We first encountered the collection some years ago, while running workshops at the Type Archive. We were creating a poster to promote the workshops and as we hunted through the cabinets and cabinets of type, some cases in particular caught our eye, these were filled with more unusual type—mostly founders’ type from Haas and Enschede´—and these turned out to be Desmond’s.
If you’re not familiar with Desmond Jeffery (and it’s likely you aren’t, his work sadly doesn’t get quite the widespread recognition it deserves), he was a letterpress printer and teacher of typography. He began printing in 1950s London, where he met Anthony Froshaug and discovered European design. He developed a taste for typefaces from Europe, importing Futura from Bauer and Berthold’s Akzidenz Grotesk (or Standard as it was called in the UK) early on, then later Normal Grotesk, Neue Haas and Diethelm from Haas, Romanée and Romulus from Enschedé, Schadow from Weber – all with the exception of Futura still remain in this collection.

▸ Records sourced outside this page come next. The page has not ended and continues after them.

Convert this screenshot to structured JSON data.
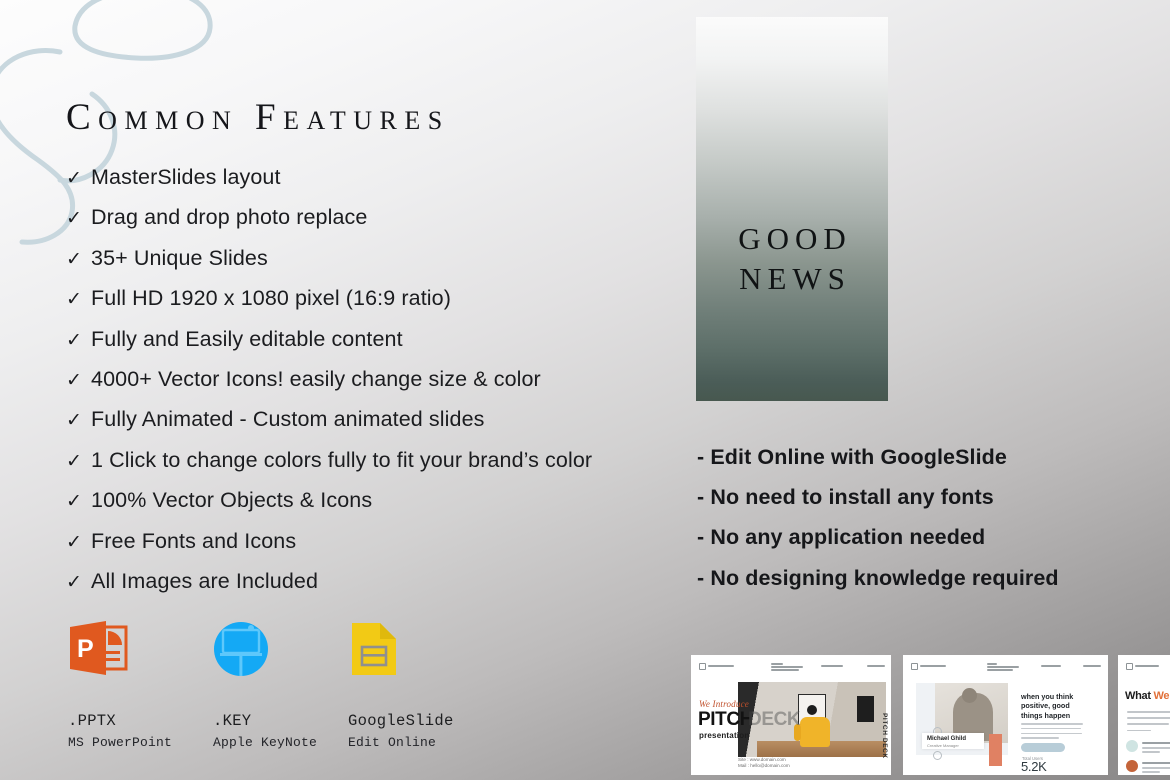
{
  "left": {
    "title": "Common Features",
    "check_glyph": "✓",
    "features": [
      "MasterSlides layout",
      "Drag and drop photo replace",
      "35+ Unique Slides",
      "Full HD 1920 x 1080 pixel (16:9 ratio)",
      "Fully and Easily editable content",
      "4000+ Vector Icons! easily change size & color",
      "Fully Animated - Custom animated slides",
      "1 Click to change colors fully to fit your brand’s color",
      "100% Vector Objects & Icons",
      "Free Fonts and Icons",
      "All Images are Included"
    ]
  },
  "formats": [
    {
      "icon": "powerpoint-icon",
      "ext": ".PPTX",
      "sub": "MS PowerPoint",
      "color": "#e0591f"
    },
    {
      "icon": "keynote-icon",
      "ext": ".KEY",
      "sub": "Apple KeyNote",
      "color": "#14a9f5"
    },
    {
      "icon": "googleslides-icon",
      "ext": "GoogleSlide",
      "sub": "Edit Online",
      "color": "#f2ca15"
    }
  ],
  "panel": {
    "line1": "GOOD",
    "line2": "NEWS",
    "gradient_top": "#fbfbfb",
    "gradient_bottom": "#47584f"
  },
  "right_bullets": [
    "- Edit Online with GoogleSlide",
    "- No need to install any fonts",
    "- No any application needed",
    "- No designing knowledge required"
  ],
  "thumbnails": {
    "one": {
      "script": "We Introduce",
      "title_dark": "PITCH",
      "title_light": "DECK",
      "subtitle": "presentation",
      "vertical": "PITCH DECK",
      "contact_line1": "Site   : www.domain.com",
      "contact_line2": "Mail  : hello@domain.com"
    },
    "two": {
      "headline": "when you think positive, good things happen",
      "name": "Michael Ghild",
      "role": "Creative Manager",
      "stat_label": "Total Users",
      "stat_value": "5.2K"
    },
    "three": {
      "title_black": "What ",
      "title_accent": "We Offer",
      "title_tail": "?"
    }
  },
  "colors": {
    "background_top": "#fdfdfd",
    "background_bottom": "#8b8989",
    "doodle": "#c9d8de",
    "accent_orange": "#e2713a",
    "text": "#1b1c1f"
  }
}
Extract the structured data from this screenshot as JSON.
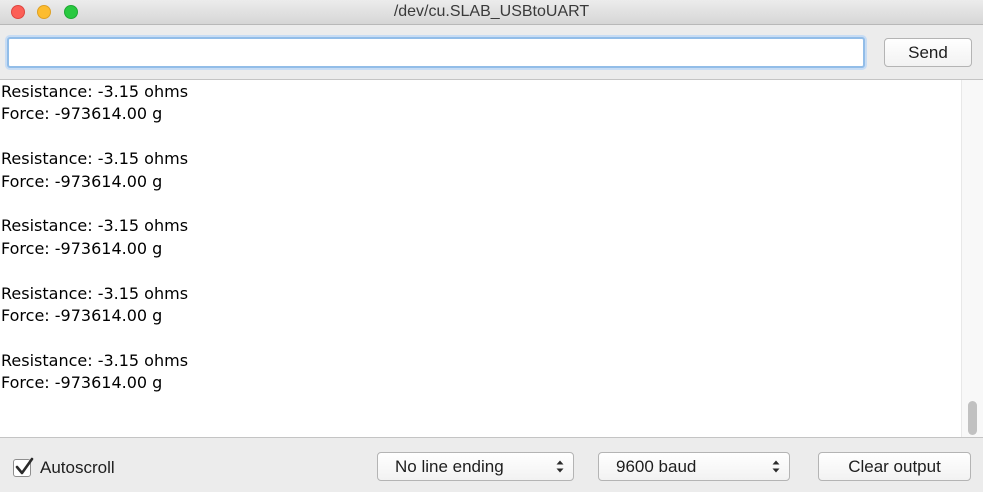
{
  "window": {
    "title": "/dev/cu.SLAB_USBtoUART"
  },
  "toolbar": {
    "input_value": "",
    "send_label": "Send"
  },
  "output": {
    "lines": [
      "Resistance: -3.15 ohms",
      "Force: -973614.00 g",
      "",
      "Resistance: -3.15 ohms",
      "Force: -973614.00 g",
      "",
      "Resistance: -3.15 ohms",
      "Force: -973614.00 g",
      "",
      "Resistance: -3.15 ohms",
      "Force: -973614.00 g",
      "",
      "Resistance: -3.15 ohms",
      "Force: -973614.00 g"
    ]
  },
  "bottombar": {
    "autoscroll_label": "Autoscroll",
    "autoscroll_checked": true,
    "line_ending_value": "No line ending",
    "baud_value": "9600 baud",
    "clear_label": "Clear output"
  },
  "icons": {
    "window_controls": [
      "close-icon",
      "minimize-icon",
      "zoom-icon"
    ],
    "checkbox": "checkmark-icon",
    "select_arrows": "updown-arrows-icon"
  },
  "colors": {
    "close": "#fc5f57",
    "minimize": "#fdbc2e",
    "zoom": "#29c940",
    "input_focus": "#92bde8",
    "window_bg": "#ececec"
  }
}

Desmond worked intuitively, working straight into the composting stick, never sketching up a design first —in fact, he rejected being called a designer: his view was that designers talked about doing, whereas he did it. He mainly produced work for galleries, type-founders, architects. Left-leaning political organisations, breweries, restaurants and cafes, yet most of this was ephemeral very few pieces have survived. Those that have show his beautifully considered Modernist approach to layout and print. And although he didn’t call himself a designer, he has become one of our favourites over the years.
To now have Desmond’s type collection at The Counter Press is both humbling and exciting. We have inherited four cabinets filled with both British and European founders’ type, some of which is incredibly rare, as well as poster type from DeLittle among others.

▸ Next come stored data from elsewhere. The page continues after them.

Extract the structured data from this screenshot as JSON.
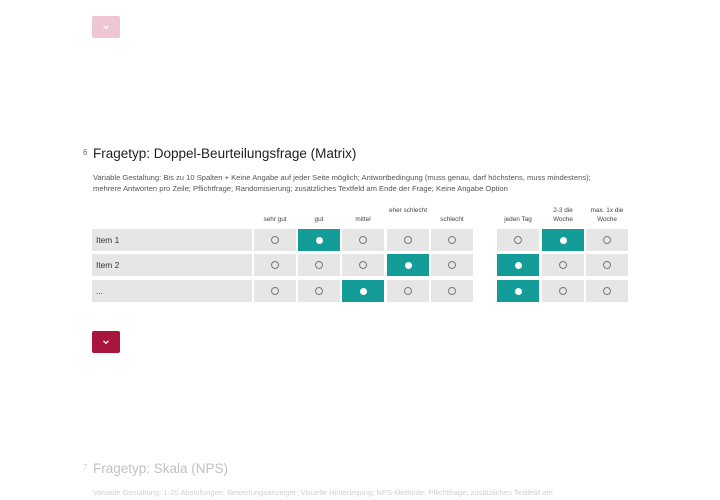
{
  "nav": {
    "top_button_icon": "chevron-down-icon",
    "bottom_button_icon": "chevron-down-icon"
  },
  "question6": {
    "number": "6",
    "title": "Fragetyp: Doppel-Beurteilungsfrage (Matrix)",
    "description": "Variable Gestaltung: Bis zu 10 Spalten + Keine Angabe auf jeder Seite möglich; Antwortbedingung (muss genau, darf höchstens, muss mindestens); mehrere Antworten pro Zeile; Pflichtfrage; Randomisierung; zusätzliches Textfeld am Ende der Frage; Keine Angabe Option",
    "matrix": {
      "left_columns": [
        "sehr gut",
        "gut",
        "mittel",
        "eher schlecht",
        "schlecht"
      ],
      "right_columns": [
        "jeden Tag",
        "2-3 die Woche",
        "max. 1x die Woche"
      ],
      "rows": [
        {
          "label": "Item 1",
          "left_selected": "gut",
          "right_selected": "2-3 die Woche"
        },
        {
          "label": "Item 2",
          "left_selected": "eher schlecht",
          "right_selected": "jeden Tag"
        },
        {
          "label": "...",
          "left_selected": "mittel",
          "right_selected": "jeden Tag"
        }
      ],
      "selected_color": "#139c98"
    }
  },
  "question7": {
    "number": "7",
    "title": "Fragetyp: Skala (NPS)",
    "description": "Variable Gestaltung: 1-20 Abstufungen; Bewertungsanzeiger; Visuelle Hinterlegung; NPS-Methode; Pflichtfrage; zusätzliches Textfeld am"
  },
  "colors": {
    "accent": "#a8153f",
    "accent_light": "#efc7d2",
    "cell_bg": "#e6e6e6"
  }
}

It’s been fascinating getting to know this new collection and what we now have in the workshop, and being able to compare the physical type with Desmond’s printed pieces—something that we’ve never been able to do with any of our type before. To be able to see the printed work and the very type that was used to produce it is a very rare thing. And even when we don’t have a printed piece to compare the type to, the ink still left on the type gives away what it was used for—most often wine lists!
We’re looking forward to putting our own ink on the type and giving the collection a new lease of life. And it’s with many thanks to Richard Ardagh at the Type Archive and Sally Jeffery for allowing us to become custodians of Desmond’s type, as well as helping us get to know him a little more.
(We set the poster at the Type Archive in Desmond’s type, Diethelm Antiqua, which we loved so much we invested in buying our own fonts earlier this year. And now we have come full circle: adding that original Diethelm of Desmonds to our own.)